Multi-Omics Analysis of Gut Microbiome and Host Metabolism in Different Populations of Chinese Alligators (alligator sinensis) During Various Reintroduction Phases

Abstract

Reintroduction plays a significant role in the self-maintenance and reconstruction of wild animal populations, serving as a communication bridge between captive and wild animals. The Chinese alligator (Alligator sinensis) is a distinct and endangered reptile species found in China. The mechanisms by which artificially bred Chinese alligators adapt following their release into the wild remain poorly understood. This study aims to elucidate the alterations in gut microbiomes and metabolic phenotypes of Chinese alligators during their reintroduction. During the Chinese alligator's reintroduction, Fusobacterium and Cetobacterium became more abundant, while typical pathogens declined significantly. The gut type of the Chinese alligator changed from Acinetobacter to Cetobacterium. The construction of the gut microbial community was dominated by neutral (random) processes and shifted towards deterministic processes with the progression of reintroduction. In terms of species function, reintroduction significantly upregulated the expression of host immune-related genes and significantly decreased the expression of gut bacterial pathogenic genes and antibiotic resistance genes. Metagenomic and metabolomic KEGG enrichment analyses indicate that glucoside hydrolase families 13 and 23-alongside glycolysis and gluconeogenesis pathways-may play pivotal roles in energy metabolism, host-pathogen interactions, and homeostasis maintenance for Chinese alligators. Differential metabolite analysis identified significant upregulation of metabolites related to neuroendocrine immune modulation and significant down-regulation of anti-inflammatory metabolites during Chinese alligator reintroduction. Association analysis showed that there were significant co-metabolic effects between microorganisms and metabolites, which coordinated host adaptive interaction. This study provides insights into the synergistic mechanisms of host adaptation and wild environment adaptation for Chinese alligators.

FIGURE 1

Analysis of α diversity indices based on Tukey HSD: (a) Chao 1 index; (b) Shannon index; (c) NMDS analysis based on Bray‐Curtis distance; (d) stacked bar chestart of species composition at the TOP10 phylum level; (e) stacked bar chart of species composition at the TOP15 genus level; (f) gut microbiota type analysis.

FIGURE 2

Neutral community model (NCM) showing the predicted occurrence frequency of gut microbial communities in all (a), captive (b), training (c), and field (d) populations of Chinese alligator.
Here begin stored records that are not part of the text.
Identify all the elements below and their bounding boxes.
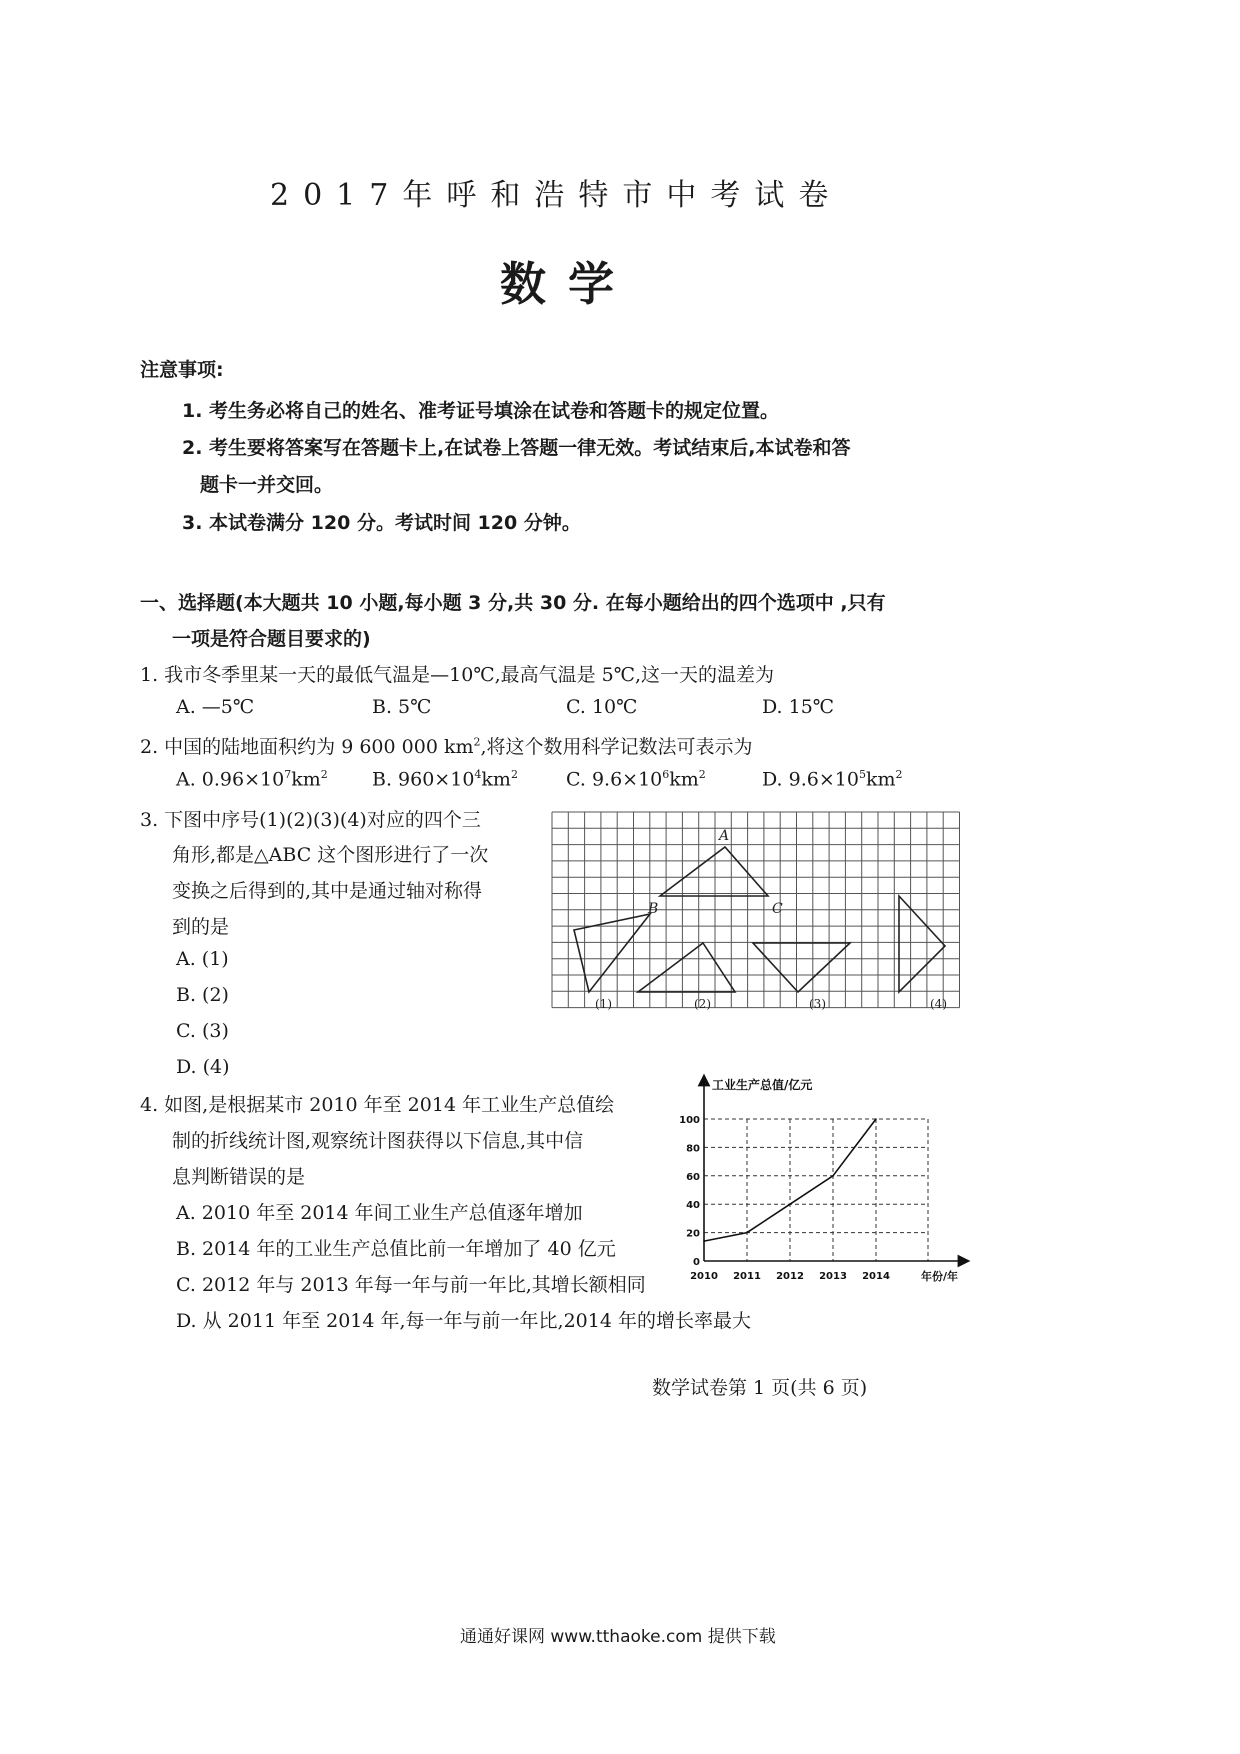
- q3-stem-line-3: 变换之后得到的,其中是通过轴对称得: [172, 880, 483, 902]
- x-axis-label: 年份/年: [921, 1270, 959, 1283]
- q4-stem-line-1: 4. 如图,是根据某市 2010 年至 2014 年工业生产总值绘: [140, 1094, 615, 1116]
- q2-d-exp: 5: [858, 768, 866, 781]
- triangle-grid-figure: [550, 810, 970, 1016]
- site-watermark: 通通好课网 www.tthaoke.com 提供下载: [460, 1627, 776, 1647]
- q2-d-unit: km: [865, 768, 896, 791]
- q3-stem-line-4: 到的是: [172, 916, 230, 938]
- data-point: [875, 1118, 877, 1120]
- line-chart: [679, 1070, 976, 1290]
- y-tick-label: 60: [686, 1171, 700, 1183]
- q3-option-c: C. (3): [176, 1020, 229, 1042]
- y-axis-label: 工业生产总值/亿元: [712, 1078, 813, 1092]
- exam-title: 2017年呼和浩特市中考试卷: [270, 178, 843, 213]
- section1-heading: 一、选择题(本大题共 10 小题,每小题 3 分,共 30 分. 在每小题给出的四个选项中 ,只有: [140, 592, 886, 614]
- q4-stem-line-3: 息判断错误的是: [172, 1166, 306, 1188]
- triangle-abc: [660, 847, 768, 896]
- q4-option-d: D. 从 2011 年至 2014 年,每一年与前一年比,2014 年的增长率最大: [176, 1310, 751, 1332]
- q2-c-unit: km: [669, 768, 699, 791]
- q2-option-d: [762, 768, 902, 790]
- q3-stem-line-1: 3. 下图中序号(1)(2)(3)(4)对应的四个三: [140, 809, 481, 831]
- q2-a-unit-exp: 2: [320, 768, 328, 781]
- note-item-2-cont: 题卡一并交回。: [200, 474, 334, 496]
- x-tick-label: 2011: [733, 1271, 761, 1282]
- q2-c-exp: 6: [662, 768, 670, 781]
- chart-grid: [704, 1119, 928, 1261]
- q2-c-unit-exp: 2: [698, 768, 706, 781]
- q2-a-base: A. 0.96×10: [176, 768, 285, 791]
- q2-stem: [140, 732, 753, 759]
- y-tick-label: 80: [686, 1143, 700, 1155]
- triangle-4: [899, 896, 945, 992]
- series-line: [704, 1119, 876, 1241]
- data-point: [789, 1203, 791, 1205]
- note-item-3: 3. 本试卷满分 120 分。考试时间 120 分钟。: [182, 512, 581, 534]
- y-tick-label: 40: [686, 1200, 700, 1212]
- y-tick-label: 0: [693, 1257, 700, 1268]
- section1-heading-cont: 一项是符合题目要求的): [172, 628, 371, 650]
- notes-heading: 注意事项:: [140, 359, 224, 381]
- x-tick-label: 2010: [690, 1271, 718, 1282]
- vertex-label-a: A: [719, 828, 730, 844]
- vertex-label-c: C: [772, 901, 783, 917]
- q4-option-a: A. 2010 年至 2014 年间工业生产总值逐年增加: [176, 1202, 583, 1224]
- data-point: [703, 1240, 705, 1242]
- q3-option-d: D. (4): [176, 1056, 230, 1078]
- q2-stem-pre: 2. 中国的陆地面积约为 9 600 000 km: [140, 736, 474, 758]
- q2-d-unit-exp: 2: [895, 768, 903, 781]
- note-item-1: 1. 考生务必将自己的姓名、准考证号填涂在试卷和答题卡的规定位置。: [182, 400, 780, 422]
- q2-b-exp: 4: [474, 768, 482, 781]
- q2-option-c: [566, 768, 706, 790]
- q1-option-d: D. 15℃: [762, 696, 835, 718]
- shape-label-2: (2): [694, 997, 711, 1011]
- q3-option-b: B. (2): [176, 984, 229, 1006]
- x-tick-label: 2012: [776, 1271, 804, 1282]
- q2-a-exp: 7: [284, 768, 292, 781]
- data-point: [746, 1232, 748, 1234]
- q2-d-base: D. 9.6×10: [762, 768, 859, 791]
- triangle-3: [753, 943, 850, 992]
- q1-option-b: B. 5℃: [372, 696, 432, 718]
- q1-option-a: A. —5℃: [176, 696, 255, 718]
- q2-b-unit-exp: 2: [510, 768, 518, 781]
- q2-c-base: C. 9.6×10: [566, 768, 663, 791]
- q2-b-base: B. 960×10: [372, 768, 475, 791]
- q3-stem-line-2: 角形,都是△ABC 这个图形进行了一次: [172, 844, 489, 866]
- q3-option-a: A. (1): [176, 948, 229, 970]
- x-tick-label: 2014: [862, 1271, 890, 1282]
- triangle-2: [638, 943, 735, 992]
- y-tick-label: 20: [686, 1228, 700, 1240]
- q2-b-unit: km: [481, 768, 511, 791]
- shape-label-3: (3): [809, 997, 826, 1011]
- y-tick-label: 100: [679, 1115, 700, 1126]
- q4-stem-line-2: 制的折线统计图,观察统计图获得以下信息,其中信: [172, 1130, 584, 1152]
- q1-option-c: C. 10℃: [566, 696, 638, 718]
- q2-option-a: [176, 768, 328, 790]
- q4-option-c: C. 2012 年与 2013 年每一年与前一年比,其增长额相同: [176, 1274, 646, 1296]
- shape-label-4: (4): [930, 997, 947, 1011]
- page-number: 数学试卷第 1 页(共 6 页): [652, 1377, 868, 1399]
- x-tick-label: 2013: [819, 1271, 847, 1282]
- q2-stem-sup: 2: [473, 735, 481, 749]
- q4-option-b: B. 2014 年的工业生产总值比前一年增加了 40 亿元: [176, 1238, 616, 1260]
- subject-title: 数学: [500, 257, 636, 311]
- q2-option-b: [372, 768, 518, 790]
- shape-label-1: (1): [595, 997, 612, 1011]
- q1-stem: 1. 我市冬季里某一天的最低气温是—10℃,最高气温是 5℃,这一天的温差为: [140, 664, 775, 686]
- data-point: [832, 1175, 834, 1177]
- note-item-2: 2. 考生要将答案写在答题卡上,在试卷上答题一律无效。考试结束后,本试卷和答: [182, 437, 851, 459]
- q2-a-unit: km: [291, 768, 321, 791]
- vertex-label-b: B: [648, 901, 659, 917]
- q2-stem-post: ,将这个数用科学记数法可表示为: [480, 736, 753, 758]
The blue solid line represents the best model fit, while the blue dashed lines indicate the 95% confidence intervals around the predictions. OTUs with occurrence frequencies higher or lower than the NCM predictions are shown in green and red, respectively.

FIGURE 3

(a) Bar chart showing the number of annotated KEGG genes in all samples; (b, c) Circos diagrams displaying the distribution characteristics of the top 10 and top 15 enriched genes at level‐B (b) and pathway (c) classification levels; (d, e) functional distribution characteristics of the CAZy database: Circos diagrams showing level‐A (d) and level‐B (e).

FIGURE 4

(a) Pie chart of top 10 metabolite attribution information statistics; (b) metabolite KEGG enrichment analysis; (c) PLS‐DA score plot for discriminant analysis; (d) VIP plot showing differential metabolites (VIP value > 5, p < 0.05); (e) KEGG enrichment analysis of differential metabolites.

FIGURE 5

Network plot of differential species and differential metabolite correlation weight (Cor > 0.8, p < 0.01).